Оба войска были примерно одинаково сильны — в каждом около двадцати тысяч человек. Разгромив армию Ра, Муваталлис обезвредил четвертую часть боевых сил фараона. Затем от отрезал армию Амона (тем самым и самого фараона) от главных сил — армия Птах приближалась, находясь в полном неведении, армия Сет все еще ждала к югу от Оронта. И Муваталлис, с молниеносной быстротой использовав ситуацию, прорвался со своими колесничими через ряды бегущих, зашел им в тыл и окружил царя!
Ни один наблюдатель не мог бы сомневаться в том, что величайшая битва древности должна была кончиться уничтожением египетского войска. Сохранив нетронутыми силы своей армии, Муваталлис получил возможность разбить армию за армией египетские войска.
Только чудо могло помешать полному уничтожению египтян. Только чудо могло спасти самого фараона и остатки его войска. И это чудо свершилось.
Египетские авторы хроник позже писали о нем, как о необыкновенном примере божественной храбрости Рамсеса. Однако как бы ни были велики деяния фараона, спасение его стало возможным лишь благодаря двум событиям, происшедшим совершенно независимо от его вмешательства. В смешанном войске хеттов была слабая дисциплина. Уверенные в победе и опьяненные боем, ударные части хеттов охватила жажда добычи, и, увидев перед собой лагерь Рамсеса, покинутые палатки и очаги, продовольственные повозки, утварь и оружие, оставленные бежавшими, они прекратили преследование. Превратившись в беспорядочную орду, не слушавшую команды, хетты, недавно столь грозные, могли теперь стать жертвой любой энергичной а саки. Однако такая атака была произведена не войском Рамсеса, а неожиданно со стороны моря. Небольшой, хорошо дисциплинированный отряд, который, едва появившись на поле боя, разгромил шайки хеттских мародеров. Мы не знаем, откуда он появился, предполагают, что это было подразделение, которое, не имея определенного боевого задания, прибыло в одну из гаваней с целью установить связь с войском. Этот отряд спас фараону жизнь, ему он обязан тем, что впоследствии мог называться «Великим».

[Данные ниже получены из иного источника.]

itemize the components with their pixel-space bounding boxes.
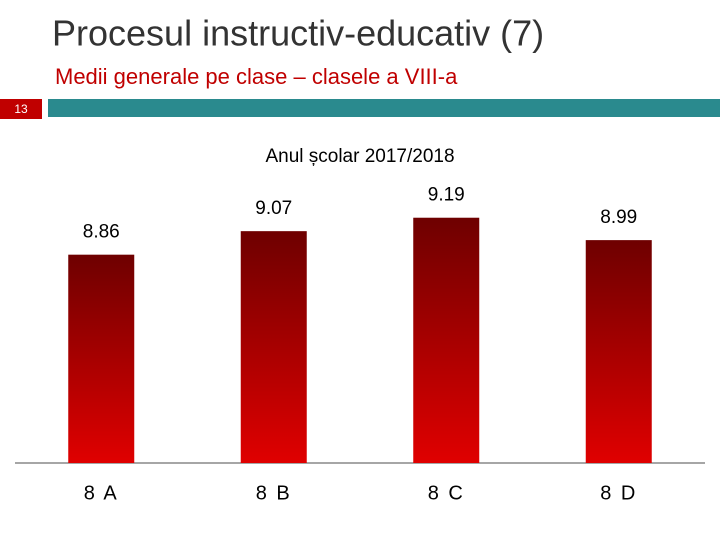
value-label: 9.19: [428, 185, 465, 206]
value-label: 8.99: [600, 207, 637, 228]
slide-subtitle: Medii generale pe clase – clasele a VIII…: [55, 64, 458, 89]
value-label: 8.86: [83, 222, 120, 243]
x-tick-label: 8 C: [428, 482, 465, 504]
x-tick-label: 8 B: [256, 482, 292, 504]
slide-number: 13: [14, 102, 28, 116]
bar: [240, 231, 307, 463]
value-label: 9.07: [255, 198, 292, 219]
slide-number-box: [0, 99, 42, 119]
x-tick-label: 8 D: [600, 482, 637, 504]
header-band: [48, 99, 720, 117]
slide-title: Procesul instructiv-educativ (7): [52, 13, 544, 54]
bar: [68, 254, 135, 463]
x-tick-label: 8 A: [84, 482, 119, 504]
chart-title: Anul școlar 2017/2018: [265, 146, 454, 167]
bar: [413, 217, 480, 463]
bar: [585, 240, 652, 463]
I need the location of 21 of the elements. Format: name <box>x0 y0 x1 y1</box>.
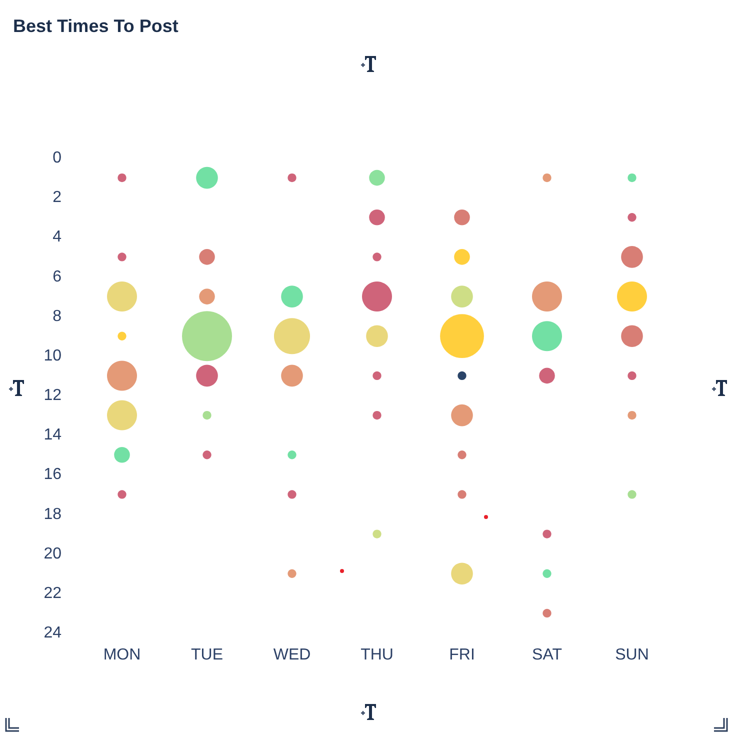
y-tick-label: 18 <box>44 506 62 523</box>
x-tick-label: MON <box>103 646 141 664</box>
y-tick-label: 20 <box>44 545 62 562</box>
y-tick-label: 10 <box>44 347 62 364</box>
y-tick-label: 4 <box>52 228 62 246</box>
y-tick-label: 16 <box>44 466 62 484</box>
x-tick-label: TUE <box>191 646 223 664</box>
y-tick-label: 6 <box>52 268 62 286</box>
y-tick-label: 2 <box>52 189 62 206</box>
y-tick-label: 14 <box>44 426 62 444</box>
y-tick-label: 0 <box>52 150 62 166</box>
y-tick-label: 24 <box>44 624 62 642</box>
x-tick-label: SAT <box>532 646 562 664</box>
x-tick-label: WED <box>273 646 311 664</box>
y-tick-label: 8 <box>52 308 62 325</box>
y-tick-label: 12 <box>44 387 62 404</box>
x-tick-label: SUN <box>615 646 649 664</box>
y-tick-label: 22 <box>44 584 62 602</box>
x-tick-label: FRI <box>449 646 475 664</box>
x-tick-label: THU <box>360 646 394 664</box>
chart-title: Best Times To Post <box>13 16 178 36</box>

Придворный поэт подробно описывает, каким образом Рамсес спасся из окружения. Если отвлечься от безмерных преувеличений, надо признать, что в рассказе есть захватывающие моменты. Волнующей является также и художественная форма повествования, в которой хроникальные сообщения автора сочетаются с описанием личных переживаний царя во время сражения, его призывов к богу и горьких жалоб на вероломных соратников, бросивших его в минуту опасности.
«Его величество был совершенно один со своими телохранителями, — так начинается сообщение, описывающее решающий момент сражения, — в то время как презренный правитель хеттов, — и здесь поэт клеймит хитрость врага, как трусость, — со всех сторон был окружен своими войсками и из страха перед его величеством не принял участия в сражении».
«Когда выступили хеттские колесничие, раскололи и рассеяли армию Ра и бегущие толпы (среди них два сына Рамсеса) достигли лагеря фараона и в своем паническом бегстве увлекли собственные войска, тогда его величество выступил, "как его отец Монту", одевши боевые украшения и облачившись в панцирь; он был подобен Ваалу в час гнева. Большая упряжка, на которой ехал его величество, носила название "Победа у Фив", и она была из больших конюшен Рамсеса. Его величество помчался вперед и проник во вражеское войско хеттов совершенно один, и никого с ним не было».
Предполагают, что бросок Рамсеса, описанный здесь как героический, безумной храбрости поступок, на самом деле был актом отчаяния или безрассудным бегством. Преувеличение поэта, однако, превращается в чрезмерное возвеличение Рамсеса. Оно поднимает событие, каким бы оно ни было на самом деле, до уровня личного подвига императора, оставшегося в одиночестве.
«Когда царь оглянулся, он заметил, что его окружают две с половиной тысячи колесниц с воинами презренной страны хеттов и множеством союзных ей земель: из Арада, Мезе, Педеса, Кешкеша, Ируна, Кизвадны, Хереба, Екерета, Кадеша и Реке. Они стояли втроем на одной упряжке и объединились».
И тут царь возносит свою жалобу, и поэма становится величественной (рассказ поэта перемежается с прямой речью фараона). «Ни одного государя нет рядом со мной, ни одного возницы, ни одного военачальника пеших войск и ни одного из отрядов боевых колесниц. Мои пешие войска и мои колесничие покинули меня, как добычу для врага, и никто из них не устоял, чтобы воевать с ними». И он взывает к своему богу.